HUKUM ADAZAN BERSAHUT-SAHUTAN
Ulama’ berbeda pendapat
mengenai hukum azan, ada yang mengatakan sunah muakkad dan ada yang mengatakan
fardu kifayah. Dalam mazhab syafii azan adalah sunah kifayah bagi orang banyak
dan sunah ain bagi satu orang, mazhab hanafi mengatakan azan adalah sunah kifayah yang muakkad bagi satu penduduk
daerah, mazhab Maliki mengatakan azan adalah sunah kifayah di setiap masjid
atau di tempat berkumpulnya orang-orang untuk melakukan solat jamaah, sedangkan
menurut mazhab Hambali azan adalah fardu kifayah untuk solat waktu ketika sudah
masuk waktu.[1]
Dewasa ini, kita pasti
sering mendengar azan yang bersahut-sahutan (terjadi beberapa kali). Di indonesia, masjid sangat
banyak jumlahnya bahkan hampir di setiap lokasi ada masjid atau musholla dan hampir semua masjid menggunakan speaker atau pengeras suara. Bagi orang
islam azan mungkin hal yang wajar (bernuansa syariat), akan tetapi apabila kita
berada di lingkungan non-muslim atau lingkungan umum yang tidak semua menyukai
azan dengan menggunakan pengeras suara, bagaimana cara kita bertoleransi dalam
hal azan? Karena tidak bisa dimungkiri bahwa ada beberapa anggota masyarakat
yang merasa terganggu dengan adanya azan yang menggunakan pengeras suara dan
itu terjadi berulang-ulang (bersahut-sahutan).

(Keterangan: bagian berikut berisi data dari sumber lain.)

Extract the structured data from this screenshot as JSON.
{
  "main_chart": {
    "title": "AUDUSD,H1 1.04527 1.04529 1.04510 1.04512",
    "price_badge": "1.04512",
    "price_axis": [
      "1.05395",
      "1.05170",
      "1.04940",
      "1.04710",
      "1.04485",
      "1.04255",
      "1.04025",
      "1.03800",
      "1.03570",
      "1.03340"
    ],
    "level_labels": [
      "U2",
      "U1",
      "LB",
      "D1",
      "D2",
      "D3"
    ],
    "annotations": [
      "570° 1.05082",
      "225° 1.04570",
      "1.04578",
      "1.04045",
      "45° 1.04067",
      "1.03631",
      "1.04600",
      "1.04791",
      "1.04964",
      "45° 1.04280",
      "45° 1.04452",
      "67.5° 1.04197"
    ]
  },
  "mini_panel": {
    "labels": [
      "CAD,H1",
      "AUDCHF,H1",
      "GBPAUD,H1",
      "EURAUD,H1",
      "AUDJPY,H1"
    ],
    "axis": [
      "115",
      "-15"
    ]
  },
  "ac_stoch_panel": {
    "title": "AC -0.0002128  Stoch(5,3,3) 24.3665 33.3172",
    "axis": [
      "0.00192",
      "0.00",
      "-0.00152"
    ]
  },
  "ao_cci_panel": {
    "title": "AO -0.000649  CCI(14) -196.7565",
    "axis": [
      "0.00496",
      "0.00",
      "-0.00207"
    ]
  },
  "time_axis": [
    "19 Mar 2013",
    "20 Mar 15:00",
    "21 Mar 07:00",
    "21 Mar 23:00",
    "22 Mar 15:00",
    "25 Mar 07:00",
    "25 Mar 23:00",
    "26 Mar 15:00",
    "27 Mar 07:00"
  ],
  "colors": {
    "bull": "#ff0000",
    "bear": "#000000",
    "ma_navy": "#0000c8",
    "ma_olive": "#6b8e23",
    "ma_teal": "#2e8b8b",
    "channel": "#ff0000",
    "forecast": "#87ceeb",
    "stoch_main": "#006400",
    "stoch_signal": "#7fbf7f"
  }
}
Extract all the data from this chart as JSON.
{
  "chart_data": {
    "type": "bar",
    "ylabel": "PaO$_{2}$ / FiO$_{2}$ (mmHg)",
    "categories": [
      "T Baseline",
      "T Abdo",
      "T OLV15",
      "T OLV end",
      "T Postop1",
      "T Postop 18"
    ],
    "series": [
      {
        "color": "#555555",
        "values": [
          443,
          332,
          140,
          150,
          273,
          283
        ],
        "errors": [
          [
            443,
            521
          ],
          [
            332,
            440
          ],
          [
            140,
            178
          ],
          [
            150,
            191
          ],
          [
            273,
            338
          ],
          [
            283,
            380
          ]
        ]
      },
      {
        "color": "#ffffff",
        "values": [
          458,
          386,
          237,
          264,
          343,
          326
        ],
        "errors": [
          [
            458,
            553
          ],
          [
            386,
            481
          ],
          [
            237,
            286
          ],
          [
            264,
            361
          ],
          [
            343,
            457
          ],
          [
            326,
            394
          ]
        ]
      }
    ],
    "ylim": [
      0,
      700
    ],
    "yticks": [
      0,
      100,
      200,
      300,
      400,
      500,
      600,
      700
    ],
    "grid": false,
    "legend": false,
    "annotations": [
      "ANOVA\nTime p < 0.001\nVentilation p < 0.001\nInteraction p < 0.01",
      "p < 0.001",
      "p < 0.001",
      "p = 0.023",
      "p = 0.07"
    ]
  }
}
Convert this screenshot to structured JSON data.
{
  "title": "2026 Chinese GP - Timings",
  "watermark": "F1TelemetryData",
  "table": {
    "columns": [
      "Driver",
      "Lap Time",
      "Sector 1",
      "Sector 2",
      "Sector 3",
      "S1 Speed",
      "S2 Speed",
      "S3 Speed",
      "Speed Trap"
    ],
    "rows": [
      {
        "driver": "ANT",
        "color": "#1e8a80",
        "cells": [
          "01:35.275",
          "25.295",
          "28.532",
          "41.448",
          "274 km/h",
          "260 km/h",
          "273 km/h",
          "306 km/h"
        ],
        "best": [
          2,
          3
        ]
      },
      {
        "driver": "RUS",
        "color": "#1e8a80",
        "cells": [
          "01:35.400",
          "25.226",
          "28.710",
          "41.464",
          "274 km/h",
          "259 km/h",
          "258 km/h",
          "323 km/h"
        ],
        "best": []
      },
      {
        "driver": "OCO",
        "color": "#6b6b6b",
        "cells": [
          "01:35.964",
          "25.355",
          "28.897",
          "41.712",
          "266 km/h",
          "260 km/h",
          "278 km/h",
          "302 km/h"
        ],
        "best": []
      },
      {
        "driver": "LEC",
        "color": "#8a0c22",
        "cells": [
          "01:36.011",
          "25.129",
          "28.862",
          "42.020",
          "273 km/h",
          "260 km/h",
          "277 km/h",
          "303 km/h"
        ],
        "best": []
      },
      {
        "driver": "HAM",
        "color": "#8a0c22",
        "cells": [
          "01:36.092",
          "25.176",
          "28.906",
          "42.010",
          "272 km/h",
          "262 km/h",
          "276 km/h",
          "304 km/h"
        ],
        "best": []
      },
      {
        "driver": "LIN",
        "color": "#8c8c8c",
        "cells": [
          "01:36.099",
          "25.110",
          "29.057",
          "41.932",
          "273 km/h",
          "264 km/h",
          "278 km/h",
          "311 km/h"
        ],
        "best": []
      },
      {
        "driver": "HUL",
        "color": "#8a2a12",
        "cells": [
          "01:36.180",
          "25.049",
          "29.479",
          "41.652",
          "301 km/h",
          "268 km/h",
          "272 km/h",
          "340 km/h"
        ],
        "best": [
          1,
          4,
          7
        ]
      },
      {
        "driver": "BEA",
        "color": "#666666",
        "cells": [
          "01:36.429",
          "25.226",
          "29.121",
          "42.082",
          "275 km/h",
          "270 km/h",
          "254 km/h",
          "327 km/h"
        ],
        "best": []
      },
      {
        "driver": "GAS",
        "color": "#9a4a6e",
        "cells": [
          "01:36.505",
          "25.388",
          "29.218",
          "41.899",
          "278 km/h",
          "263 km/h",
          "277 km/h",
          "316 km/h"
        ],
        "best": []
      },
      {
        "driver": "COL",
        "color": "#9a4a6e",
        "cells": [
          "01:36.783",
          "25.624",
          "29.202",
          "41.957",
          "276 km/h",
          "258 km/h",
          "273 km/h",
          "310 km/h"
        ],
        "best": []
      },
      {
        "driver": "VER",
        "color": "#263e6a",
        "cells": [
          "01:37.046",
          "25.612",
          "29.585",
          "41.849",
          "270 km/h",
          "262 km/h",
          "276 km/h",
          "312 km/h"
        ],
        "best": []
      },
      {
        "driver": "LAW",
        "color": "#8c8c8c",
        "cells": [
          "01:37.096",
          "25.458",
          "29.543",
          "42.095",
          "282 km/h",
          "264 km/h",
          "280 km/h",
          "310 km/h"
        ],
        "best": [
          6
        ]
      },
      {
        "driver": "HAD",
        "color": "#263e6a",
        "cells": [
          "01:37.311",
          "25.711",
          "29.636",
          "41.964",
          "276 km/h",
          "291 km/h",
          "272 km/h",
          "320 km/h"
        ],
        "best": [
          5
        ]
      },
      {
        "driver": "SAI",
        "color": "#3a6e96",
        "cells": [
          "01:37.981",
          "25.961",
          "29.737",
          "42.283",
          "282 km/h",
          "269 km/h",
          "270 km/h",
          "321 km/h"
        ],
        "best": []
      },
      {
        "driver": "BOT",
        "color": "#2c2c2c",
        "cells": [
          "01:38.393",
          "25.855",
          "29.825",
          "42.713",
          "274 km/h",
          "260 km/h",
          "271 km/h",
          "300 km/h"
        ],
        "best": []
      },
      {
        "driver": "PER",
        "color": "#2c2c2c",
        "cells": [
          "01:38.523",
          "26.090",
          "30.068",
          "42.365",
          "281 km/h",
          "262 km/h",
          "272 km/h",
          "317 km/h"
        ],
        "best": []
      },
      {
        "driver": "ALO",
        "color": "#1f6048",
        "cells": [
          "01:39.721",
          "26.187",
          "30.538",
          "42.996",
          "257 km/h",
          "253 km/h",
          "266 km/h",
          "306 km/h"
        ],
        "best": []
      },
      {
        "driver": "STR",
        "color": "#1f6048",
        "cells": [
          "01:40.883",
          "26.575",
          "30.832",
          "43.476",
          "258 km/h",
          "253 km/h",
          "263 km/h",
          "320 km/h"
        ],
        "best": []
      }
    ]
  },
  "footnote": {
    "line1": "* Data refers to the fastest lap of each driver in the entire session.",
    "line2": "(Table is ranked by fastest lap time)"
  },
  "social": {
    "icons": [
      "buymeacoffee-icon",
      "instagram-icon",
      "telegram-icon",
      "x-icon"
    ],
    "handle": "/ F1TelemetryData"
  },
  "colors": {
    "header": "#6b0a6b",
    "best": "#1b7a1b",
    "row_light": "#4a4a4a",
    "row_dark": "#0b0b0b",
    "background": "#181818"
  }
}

Dari realita yang terjadi di
masyarakat seperti itu dan hukum azan menurut 4 mazhab maka menurut hemat
penulis jika kita berada di lingkungan non muslim atau di lingkungan umum yang
tidak semuanya menyukai adanya azan dengan pengeras suara maka kita sebagai
muslim harus menghargai itu dan menyesuaikan keadaan yang ada, karena agama
islam adalah agam yang damai dan cinta kedamaian. Apabila terjadi masalah
seperti itu maka kita harus menggunakan pendapat yang mengatakan bahwa azan
hukumnya sunah kifayah bagi orang banyak
di suatu daerah, seperti pendapat mazhab syafii. Jadi, kita mengumandangkan
azan sekali saja meskipun di lingkungan kita terdapat banyak mushollah atau
masjid (tidak mengulang-ulang azan).
Untuk hukum menjawab azan yang
berulang-ulang An-Nawawi menjelaskan tentang hukum menjawab azan yang berulang
di satu tempat,
فيه
خلاف للسلف حكاه القاضي عياض في شرح صحيح مسلم، ولم أر فيه شيئاً لأصحابنا،
والمسألة محتملة، والمختار أن يقال: المتابعة سنة متأكدة، يكره تركها، لصريح
الأحاديث الصحيحة بالأمر بها، وهذا يختص بالأول، لأن الأمر لا يقتضي التكرار وأما
أصل الفضيلة والثواب في المتابعة، فلا يختص، والله أعلم
Ada perbedaan pendapat ulama, seperti yang dinyatakan al-Qadhi Iyadh
dalam Syarh Sahih Muslim. dan saya tidak menjumpai pendapat masalah ini pada
ulama madzhab Syafiiyah. Dan permasalahan ini ada beberapa kemungkinan.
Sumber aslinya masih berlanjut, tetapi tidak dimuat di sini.